Theorem: Suppose $x \in \mathbb{Q}$ with $x \neq 0$ and $y \in \mathbb{R - Q}$. Then $xy$ is irrational.
Proof. We proceed by contradiction. Suppose $xy \in \mathbb{Q}$. Then $xy = \frac{a}{b}$, where $a, b \in \mathbb{Z}, b \neq 0$. By hypothesis $x$ is rational, so we can write $x = \frac{c}{d}$, $c, d \in \mathbb{Z}$ and $d \neq 0$. Then $$y = \frac{a}{bx} = \frac{ad}{bc}$$
By closure of integer multiplication, $ad = m \in \mathbb{Z}$ and $bc = n \in \mathbb{Z}$. Then $y = \frac{m}{n}$, so $y \in \mathbb{Q}$.
But this is a contradiction, since by hypothesis $y \in \mathbb{R - Q}$.
Then our assumption that $xy$ is rational must be false. Then $xy$ is irrational. $\square$.
Discussion
The proof as written hinges on the fact that $xy = \frac{a}{b} \leftrightarrow y = \frac{a}{bx}$.
It feels a bit silly to ask, but is it reasonable to assume that (given "basic facts" about the rationals and integers such that one would have at the beginning of an introductory analysis course) I can "divide/multiply both sides" to obtain this result, and also the next result that $\frac{a}{b\frac{c}{d}} = \frac{ad}{bc}$?

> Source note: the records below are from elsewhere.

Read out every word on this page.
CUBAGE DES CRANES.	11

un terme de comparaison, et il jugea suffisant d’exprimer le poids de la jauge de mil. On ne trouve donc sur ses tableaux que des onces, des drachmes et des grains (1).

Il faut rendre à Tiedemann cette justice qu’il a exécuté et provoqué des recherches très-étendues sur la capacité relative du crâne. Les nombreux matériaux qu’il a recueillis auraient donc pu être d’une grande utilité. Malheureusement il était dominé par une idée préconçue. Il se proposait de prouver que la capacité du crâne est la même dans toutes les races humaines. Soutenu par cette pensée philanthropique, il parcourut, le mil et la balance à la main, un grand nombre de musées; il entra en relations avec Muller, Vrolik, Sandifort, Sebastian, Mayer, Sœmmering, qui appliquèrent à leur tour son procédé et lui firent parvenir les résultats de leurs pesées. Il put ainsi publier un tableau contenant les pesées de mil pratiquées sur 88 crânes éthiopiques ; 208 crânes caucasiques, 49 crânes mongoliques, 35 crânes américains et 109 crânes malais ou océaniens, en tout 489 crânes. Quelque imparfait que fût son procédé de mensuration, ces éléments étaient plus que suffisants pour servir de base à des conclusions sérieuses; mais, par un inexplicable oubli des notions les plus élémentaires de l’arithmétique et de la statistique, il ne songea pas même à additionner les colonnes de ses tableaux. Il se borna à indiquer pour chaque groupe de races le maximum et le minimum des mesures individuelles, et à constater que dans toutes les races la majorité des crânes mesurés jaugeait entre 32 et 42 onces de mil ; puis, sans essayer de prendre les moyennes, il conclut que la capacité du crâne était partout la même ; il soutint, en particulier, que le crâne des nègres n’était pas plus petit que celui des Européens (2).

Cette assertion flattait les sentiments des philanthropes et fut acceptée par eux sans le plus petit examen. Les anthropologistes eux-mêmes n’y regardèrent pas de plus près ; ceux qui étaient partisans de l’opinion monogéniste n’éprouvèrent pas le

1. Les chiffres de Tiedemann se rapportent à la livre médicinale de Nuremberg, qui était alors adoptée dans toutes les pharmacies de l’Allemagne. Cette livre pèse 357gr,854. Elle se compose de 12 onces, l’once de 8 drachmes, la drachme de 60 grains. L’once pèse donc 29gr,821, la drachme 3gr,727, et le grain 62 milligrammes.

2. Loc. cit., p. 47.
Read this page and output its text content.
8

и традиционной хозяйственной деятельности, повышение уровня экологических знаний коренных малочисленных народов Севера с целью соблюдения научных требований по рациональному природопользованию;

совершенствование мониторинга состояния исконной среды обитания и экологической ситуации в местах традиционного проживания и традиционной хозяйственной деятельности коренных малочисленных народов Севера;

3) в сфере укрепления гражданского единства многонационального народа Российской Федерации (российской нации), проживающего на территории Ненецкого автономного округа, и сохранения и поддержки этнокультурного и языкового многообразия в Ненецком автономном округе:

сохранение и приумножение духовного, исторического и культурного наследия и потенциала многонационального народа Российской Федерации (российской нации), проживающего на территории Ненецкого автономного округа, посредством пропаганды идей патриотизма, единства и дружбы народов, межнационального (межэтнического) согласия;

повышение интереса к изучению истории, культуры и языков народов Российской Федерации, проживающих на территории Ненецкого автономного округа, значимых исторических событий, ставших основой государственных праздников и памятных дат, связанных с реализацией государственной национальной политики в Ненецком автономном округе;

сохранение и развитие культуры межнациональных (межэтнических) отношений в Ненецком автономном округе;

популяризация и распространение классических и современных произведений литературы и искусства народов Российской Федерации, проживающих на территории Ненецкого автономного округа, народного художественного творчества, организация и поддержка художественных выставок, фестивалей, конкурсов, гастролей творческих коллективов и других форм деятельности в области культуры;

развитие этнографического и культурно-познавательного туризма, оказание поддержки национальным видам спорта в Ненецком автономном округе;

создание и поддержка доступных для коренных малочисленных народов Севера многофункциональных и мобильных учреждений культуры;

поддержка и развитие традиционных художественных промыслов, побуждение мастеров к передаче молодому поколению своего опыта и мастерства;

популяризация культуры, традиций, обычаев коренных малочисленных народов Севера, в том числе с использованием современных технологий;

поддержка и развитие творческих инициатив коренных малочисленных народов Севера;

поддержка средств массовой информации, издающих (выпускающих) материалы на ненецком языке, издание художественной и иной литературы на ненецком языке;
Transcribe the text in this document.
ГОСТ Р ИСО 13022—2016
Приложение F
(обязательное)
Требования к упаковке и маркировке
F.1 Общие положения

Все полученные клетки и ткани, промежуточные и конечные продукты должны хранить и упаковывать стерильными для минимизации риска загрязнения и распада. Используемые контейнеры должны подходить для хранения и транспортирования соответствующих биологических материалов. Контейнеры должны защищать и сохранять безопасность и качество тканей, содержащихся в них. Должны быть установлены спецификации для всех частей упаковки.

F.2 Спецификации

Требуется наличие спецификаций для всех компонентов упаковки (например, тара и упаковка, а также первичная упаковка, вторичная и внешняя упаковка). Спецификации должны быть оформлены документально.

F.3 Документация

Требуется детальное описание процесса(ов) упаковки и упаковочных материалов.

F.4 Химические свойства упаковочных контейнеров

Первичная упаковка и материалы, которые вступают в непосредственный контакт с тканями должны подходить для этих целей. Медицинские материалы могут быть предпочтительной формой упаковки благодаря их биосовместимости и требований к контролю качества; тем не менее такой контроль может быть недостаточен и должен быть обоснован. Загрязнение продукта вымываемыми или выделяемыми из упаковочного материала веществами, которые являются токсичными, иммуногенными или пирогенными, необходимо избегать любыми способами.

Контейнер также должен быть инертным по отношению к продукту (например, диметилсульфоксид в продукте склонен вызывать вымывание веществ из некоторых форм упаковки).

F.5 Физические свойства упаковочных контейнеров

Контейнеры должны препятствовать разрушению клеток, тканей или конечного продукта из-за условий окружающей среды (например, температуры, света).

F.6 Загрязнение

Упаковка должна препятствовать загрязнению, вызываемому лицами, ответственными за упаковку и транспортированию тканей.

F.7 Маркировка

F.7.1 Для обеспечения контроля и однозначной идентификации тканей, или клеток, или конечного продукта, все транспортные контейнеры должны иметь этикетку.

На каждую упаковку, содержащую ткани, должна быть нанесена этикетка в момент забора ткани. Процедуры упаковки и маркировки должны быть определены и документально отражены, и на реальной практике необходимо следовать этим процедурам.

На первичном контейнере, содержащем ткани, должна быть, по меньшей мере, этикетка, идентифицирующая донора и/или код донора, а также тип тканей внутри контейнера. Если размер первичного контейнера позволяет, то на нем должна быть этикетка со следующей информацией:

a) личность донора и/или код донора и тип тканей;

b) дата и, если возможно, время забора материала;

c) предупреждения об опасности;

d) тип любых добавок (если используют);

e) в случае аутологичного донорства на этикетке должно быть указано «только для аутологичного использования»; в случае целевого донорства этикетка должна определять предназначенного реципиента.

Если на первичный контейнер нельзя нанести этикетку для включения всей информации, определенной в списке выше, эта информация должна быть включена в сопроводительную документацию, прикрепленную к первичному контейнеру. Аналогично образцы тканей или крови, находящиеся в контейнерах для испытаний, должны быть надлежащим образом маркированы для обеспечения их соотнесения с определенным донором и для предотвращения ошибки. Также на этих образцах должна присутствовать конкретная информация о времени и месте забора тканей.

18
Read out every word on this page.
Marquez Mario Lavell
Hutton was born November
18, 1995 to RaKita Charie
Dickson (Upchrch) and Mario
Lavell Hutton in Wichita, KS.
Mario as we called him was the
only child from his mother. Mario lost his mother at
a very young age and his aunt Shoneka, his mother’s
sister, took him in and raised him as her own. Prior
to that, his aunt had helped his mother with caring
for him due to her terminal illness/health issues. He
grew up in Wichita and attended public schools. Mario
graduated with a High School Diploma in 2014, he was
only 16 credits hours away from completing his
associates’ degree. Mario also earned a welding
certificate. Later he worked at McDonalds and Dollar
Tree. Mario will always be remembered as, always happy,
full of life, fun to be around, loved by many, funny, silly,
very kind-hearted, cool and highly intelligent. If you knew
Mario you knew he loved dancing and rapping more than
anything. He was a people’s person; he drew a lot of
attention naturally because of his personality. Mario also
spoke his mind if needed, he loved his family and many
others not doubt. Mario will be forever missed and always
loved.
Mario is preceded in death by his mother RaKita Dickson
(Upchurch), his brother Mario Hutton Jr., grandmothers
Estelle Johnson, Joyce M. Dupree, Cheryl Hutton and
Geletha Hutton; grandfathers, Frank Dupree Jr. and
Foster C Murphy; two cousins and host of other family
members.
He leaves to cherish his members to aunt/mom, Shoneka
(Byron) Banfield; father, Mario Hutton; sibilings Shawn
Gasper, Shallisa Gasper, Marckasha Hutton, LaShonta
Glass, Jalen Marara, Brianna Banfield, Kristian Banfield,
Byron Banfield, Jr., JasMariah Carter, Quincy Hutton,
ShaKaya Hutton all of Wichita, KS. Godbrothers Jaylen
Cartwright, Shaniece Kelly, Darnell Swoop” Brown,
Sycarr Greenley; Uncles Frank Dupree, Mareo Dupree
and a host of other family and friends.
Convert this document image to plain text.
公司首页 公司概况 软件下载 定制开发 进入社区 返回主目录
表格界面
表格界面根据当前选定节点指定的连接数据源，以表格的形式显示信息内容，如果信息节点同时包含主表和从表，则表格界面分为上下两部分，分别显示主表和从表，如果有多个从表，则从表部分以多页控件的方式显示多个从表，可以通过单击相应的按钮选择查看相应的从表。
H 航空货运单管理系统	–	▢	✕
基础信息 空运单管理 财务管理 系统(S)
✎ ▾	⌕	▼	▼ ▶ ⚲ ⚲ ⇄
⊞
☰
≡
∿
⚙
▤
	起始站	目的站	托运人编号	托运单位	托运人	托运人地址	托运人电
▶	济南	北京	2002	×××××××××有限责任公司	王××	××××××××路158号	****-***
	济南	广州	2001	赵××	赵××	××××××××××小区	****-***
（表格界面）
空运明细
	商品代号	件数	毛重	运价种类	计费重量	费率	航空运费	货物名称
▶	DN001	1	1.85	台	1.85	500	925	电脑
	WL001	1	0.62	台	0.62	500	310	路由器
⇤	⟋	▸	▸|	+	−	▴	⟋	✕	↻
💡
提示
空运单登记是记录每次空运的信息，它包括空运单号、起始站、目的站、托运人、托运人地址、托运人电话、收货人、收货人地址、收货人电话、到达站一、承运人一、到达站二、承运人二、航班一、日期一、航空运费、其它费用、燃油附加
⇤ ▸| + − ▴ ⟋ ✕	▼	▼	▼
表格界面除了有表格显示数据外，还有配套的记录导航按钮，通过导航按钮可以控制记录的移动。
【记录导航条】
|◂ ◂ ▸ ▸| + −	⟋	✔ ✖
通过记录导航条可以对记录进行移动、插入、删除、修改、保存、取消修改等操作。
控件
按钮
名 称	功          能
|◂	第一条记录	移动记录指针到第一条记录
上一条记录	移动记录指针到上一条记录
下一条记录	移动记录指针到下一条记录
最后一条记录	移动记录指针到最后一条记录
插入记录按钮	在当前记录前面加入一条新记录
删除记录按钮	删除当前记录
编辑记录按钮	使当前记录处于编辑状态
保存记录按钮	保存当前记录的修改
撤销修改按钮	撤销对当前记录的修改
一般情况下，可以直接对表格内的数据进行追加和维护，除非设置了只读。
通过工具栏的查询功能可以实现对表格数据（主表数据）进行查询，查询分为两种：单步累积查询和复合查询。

Yes, this makes sense. When working within the rational numbers, or the real numbers, or the complex numbers, you are free to divide both sides of an equality with any non-zero number, including unknown / arbitrary non-zero numbers like $x$.
Technically, by the formal definition of fractions, your two equalities are both just different ways of writing $$ bxy=a $$ Since none of the fractions involved have zero in the denominator, you are in the clear.